チタンは、特に限定されないが、純チタンJIS 1~4種が例示される。
チタン合金は、特に限定されないが、Nb(ニオブ)、Ta(タンタル)、W(タングステン)、Zr(ジルコニウム)、P(リン)、Au(金)、Ca(カルシウム)、Ag(銀)、Pt(白金)、Al(アルミニウム)、V(バナジウム)、Si(ケイ素)、B(ホウ素)、N(窒素)、C(炭素)、Pd(パラジウム)、Y(イットリウム)、Hf(ハフニウム)、Ir(イリジウム)、Mo(モリブデン)、Fe(鉄)、Mg(マグネシウム)、Na(ナトリウム)、及びK(カリウム)からなる群より選ばれた1種以上の元素と、残部がTi(チタン)及び不可避不純物であるチタン合金が例示される。

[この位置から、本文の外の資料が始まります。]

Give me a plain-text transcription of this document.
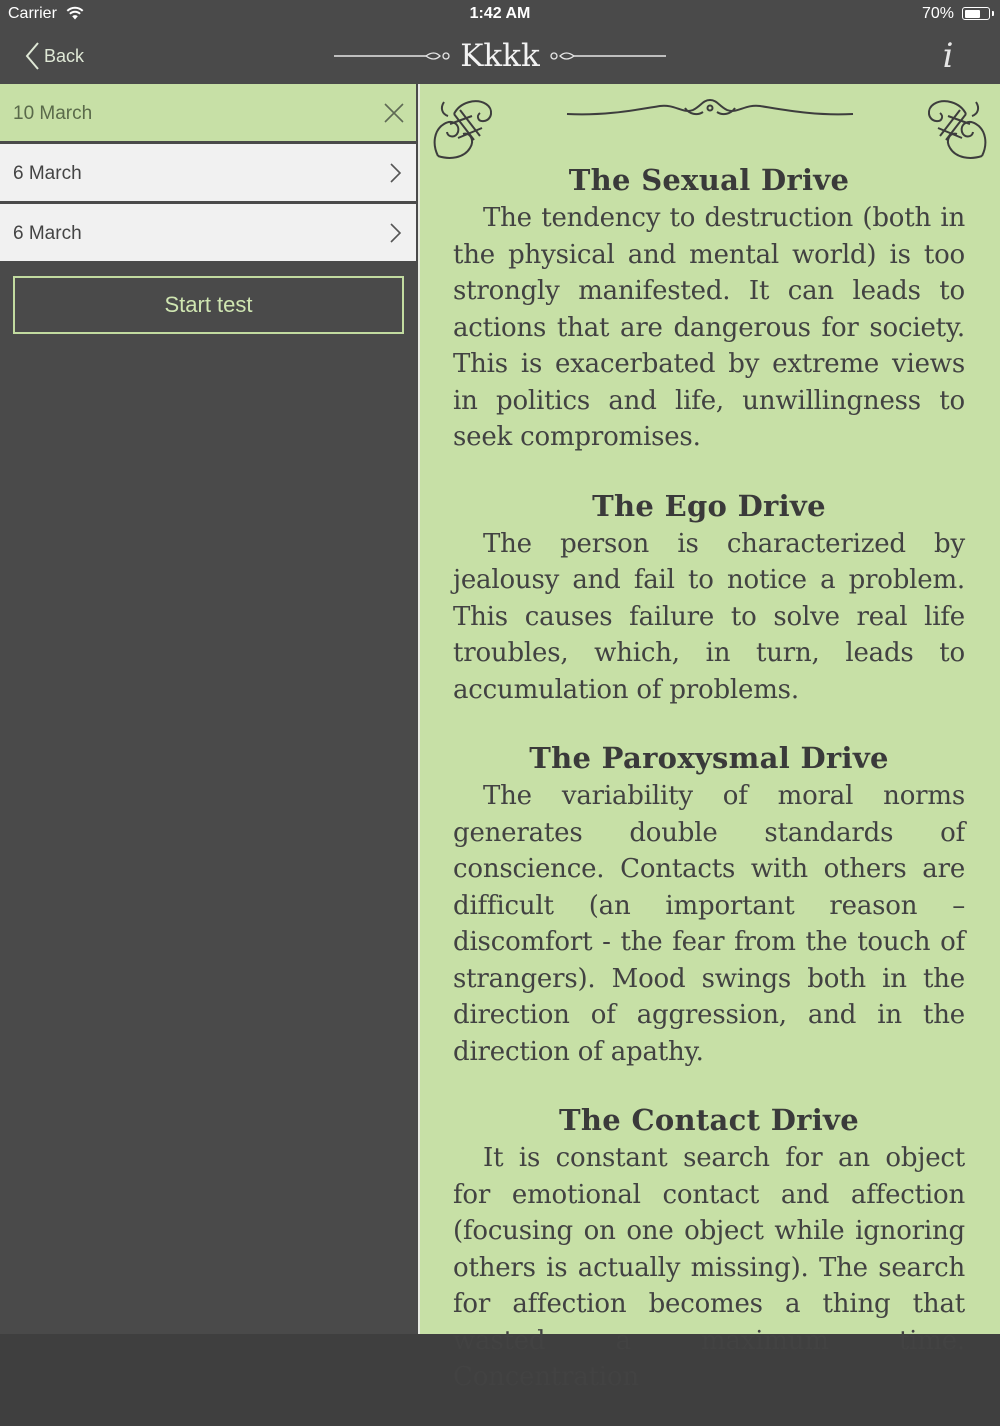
Carrier	1:42 AM	70%
Back	Kkkk	i
10 March
6 March
6 March
Start test
The Sexual Drive

The tendency to destruction (both in the physical and mental world) is too strongly manifested. It can leads to actions that are dangerous for society. This is exacerbated by extreme views in politics and life, unwillingness to seek compromises.

The Ego Drive

The person is characterized by jealousy and fail to notice a problem. This causes failure to solve real life troubles, which, in turn, leads to accumulation of problems.

The Paroxysmal Drive

The variability of moral norms generates double standards of conscience. Contacts with others are difficult (an important reason – discomfort - the fear from the touch of strangers). Mood swings both in the direction of aggression, and in the direction of apathy.

The Contact Drive

It is constant search for an object for emotional contact and affection (focusing on one object while ignoring others is actually missing). The search for affection becomes a thing that wasted a maximum time. Concentration
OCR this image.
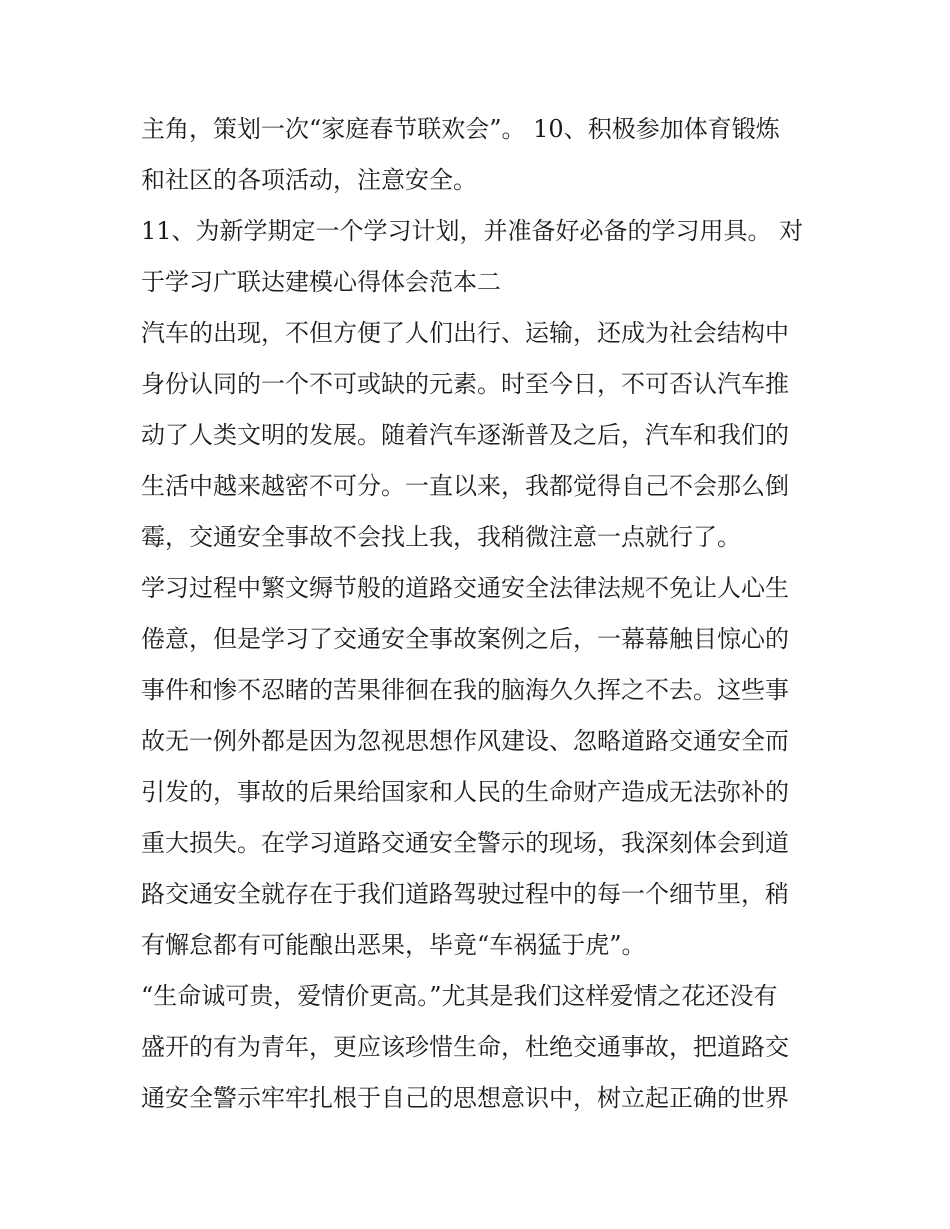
主角，策划一次“家庭春节联欢会”。 10、积极参加体育锻炼
和社区的各项活动，注意安全。
11、为新学期定一个学习计划，并准备好必备的学习用具。 对
于学习广联达建模心得体会范本二
汽车的出现，不但方便了人们出行、运输，还成为社会结构中
身份认同的一个不可或缺的元素。时至今日，不可否认汽车推
动了人类文明的发展。随着汽车逐渐普及之后，汽车和我们的
生活中越来越密不可分。一直以来，我都觉得自己不会那么倒
霉，交通安全事故不会找上我，我稍微注意一点就行了。
学习过程中繁文缛节般的道路交通安全法律法规不免让人心生
倦意，但是学习了交通安全事故案例之后，一幕幕触目惊心的
事件和惨不忍睹的苦果徘徊在我的脑海久久挥之不去。这些事
故无一例外都是因为忽视思想作风建设、忽略道路交通安全而
引发的，事故的后果给国家和人民的生命财产造成无法弥补的
重大损失。在学习道路交通安全警示的现场，我深刻体会到道
路交通安全就存在于我们道路驾驶过程中的每一个细节里，稍
有懈怠都有可能酿出恶果，毕竟“车祸猛于虎”。
“生命诚可贵，爱情价更高。”尤其是我们这样爱情之花还没有
盛开的有为青年，更应该珍惜生命，杜绝交通事故，把道路交
通安全警示牢牢扎根于自己的思想意识中，树立起正确的世界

基材3の大きさ、厚み、形状等は、生体適合部材の用途等により適宜選定される。
【0013】
(2)ハイドロキシアパタイト結晶
ハイドロキシアパタイト結晶10は、六方晶の結晶構造を有するハイドロキシアパタイト(ヒドロキシアパタイト、Ca10(PO4)6(OH)2、HAp)である。ハイドロキシアパタイト結晶10は、例えば六角柱状をなす。この場合、六角柱状をなすハイドロキシアパタイト結晶10の端面15がc面であり、側面17がa面である。ハイドロキシアパタイト結晶10は、柱状結晶の成長方向がc面に垂直なc軸とされる。ハイドロキシアパタイトは、人間の骨、歯の主要構成物質である。ハイドロキシアパタイトは、生体親和性が高く、人工骨、人工歯根等のインプラント素材として幅広く用いられている。
【0014】
ハイドロキシアパタイト結晶10は、基材3の表面5の少なくとも一部に形成されている。ハイドロキシアパタイト結晶10は、柱状又は板状の結晶が集合した集合体として、基材3の表面5を被覆する層状をなしていてもよい。ハイドロキシアパタイト結晶10が高結晶性の場合には、生体内ですぐに溶解されず安定である。

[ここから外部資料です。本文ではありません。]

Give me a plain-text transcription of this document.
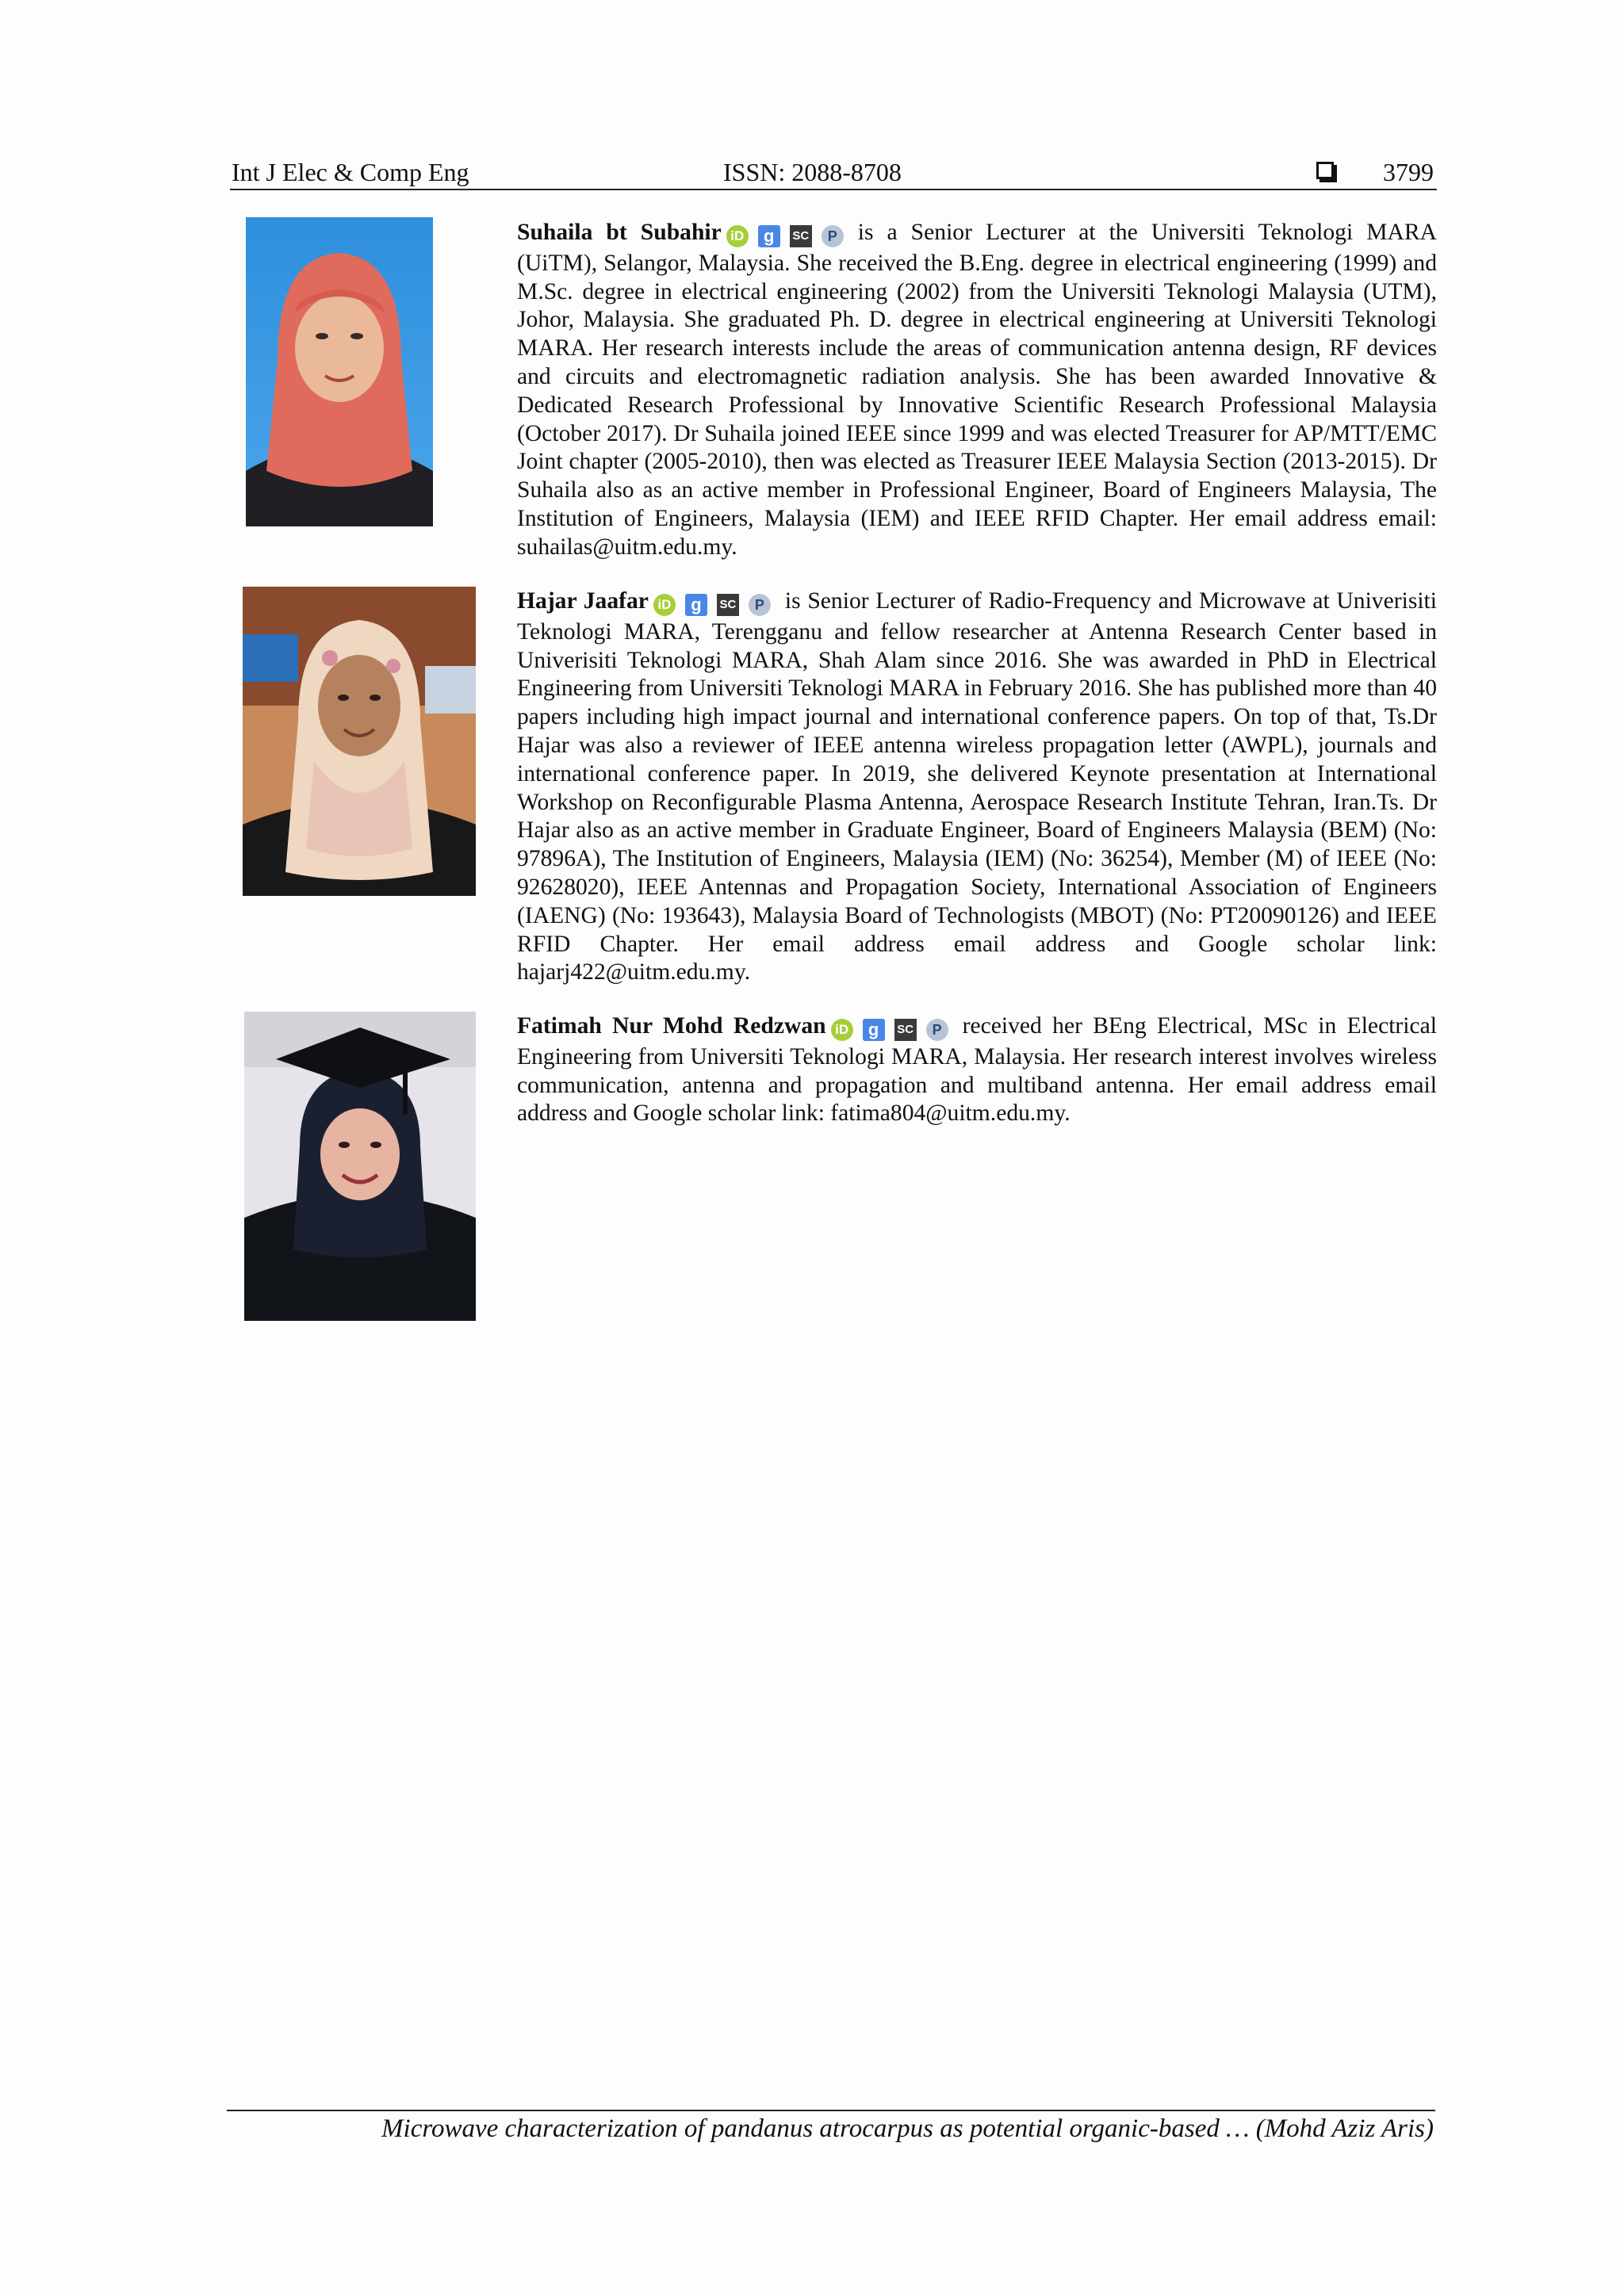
Int J Elec & Comp Eng	ISSN: 2088-8708	3799
Suhaila bt Subahir iD g SC P is a Senior Lecturer at the Universiti Teknologi MARA (UiTM), Selangor, Malaysia. She received the B.Eng. degree in electrical engineering (1999) and M.Sc. degree in electrical engineering (2002) from the Universiti Teknologi Malaysia (UTM), Johor, Malaysia. She graduated Ph. D. degree in electrical engineering at Universiti Teknologi MARA. Her research interests include the areas of communication antenna design, RF devices and circuits and electromagnetic radiation analysis. She has been awarded Innovative & Dedicated Research Professional by Innovative Scientific Research Professional Malaysia (October 2017). Dr Suhaila joined IEEE since 1999 and was elected Treasurer for AP/MTT/EMC Joint chapter (2005-2010), then was elected as Treasurer IEEE Malaysia Section (2013-2015). Dr Suhaila also as an active member in Professional Engineer, Board of Engineers Malaysia, The Institution of Engineers, Malaysia (IEM) and IEEE RFID Chapter. Her email address email: suhailas@uitm.edu.my.
Hajar Jaafar iD g SC P is Senior Lecturer of Radio-Frequency and Microwave at Univerisiti Teknologi MARA, Terengganu and fellow researcher at Antenna Research Center based in Univerisiti Teknologi MARA, Shah Alam since 2016. She was awarded in PhD in Electrical Engineering from Universiti Teknologi MARA in February 2016. She has published more than 40 papers including high impact journal and international conference papers. On top of that, Ts.Dr Hajar was also a reviewer of IEEE antenna wireless propagation letter (AWPL), journals and international conference paper. In 2019, she delivered Keynote presentation at International Workshop on Reconfigurable Plasma Antenna, Aerospace Research Institute Tehran, Iran.Ts. Dr Hajar also as an active member in Graduate Engineer, Board of Engineers Malaysia (BEM) (No: 97896A), The Institution of Engineers, Malaysia (IEM) (No: 36254), Member (M) of IEEE (No: 92628020), IEEE Antennas and Propagation Society, International Association of Engineers (IAENG) (No: 193643), Malaysia Board of Technologists (MBOT) (No: PT20090126) and IEEE RFID Chapter. Her email address email address and Google scholar link: hajarj422@uitm.edu.my.
Fatimah Nur Mohd Redzwan iD g SC P received her BEng Electrical, MSc in Electrical Engineering from Universiti Teknologi MARA, Malaysia. Her research interest involves wireless communication, antenna and propagation and multiband antenna. Her email address email address and Google scholar link: fatima804@uitm.edu.my.
Microwave characterization of pandanus atrocarpus as potential organic-based … (Mohd Aziz Aris)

なお、ハイドロキシアパタイト結晶10が基材3の表面5の少なくとも一部に形成されていることは、例えば、走査電子顕微鏡(Scanning Electron Microscope、SEM)を用いて、電圧15kV、1000倍の条件で、生体適合部材1の表面を観察することにより確認できる。
【0015】
ハイドロキシアパタイト結晶10のc面表面は、複数の突起13によって構成される剣山状構造11を有している。剣山状構造11は、ハイドロキシアパタイト結晶10のa面には形成されておらず、c面に選択的に形成されていてもよい。剣山状構造11は、ナノピラー構造とも称される構造である。剣山状構造11は、細菌の細胞膜を物理的に破壊して、殺菌可能な構造とされる。剣山状構造11が抗菌性を示す細菌としては、整形外科における術後感染症に関わる代表的な細菌である大腸菌、緑膿菌、黄色ブドウ球菌、表皮ブドウ球菌、メチシリン耐性黄色ブドウ球菌(MRSA)、メチシリン耐性表皮ブドウ球菌(MRSE)等を例示することができる。
【0016】
複数の突起13の各々の形状及び大きさは特に限定するものではないが、次のようなものとすることができる。
図2に示すように、突起13は、先端に向かうにつれて先細る形状をなしていてもよい。突起13の突出高さをHとし、突起13において突出高さHの半分となる位置における径をDとすると、突起13は径Dより突出高さHが大きい柱状をなしていてもよい。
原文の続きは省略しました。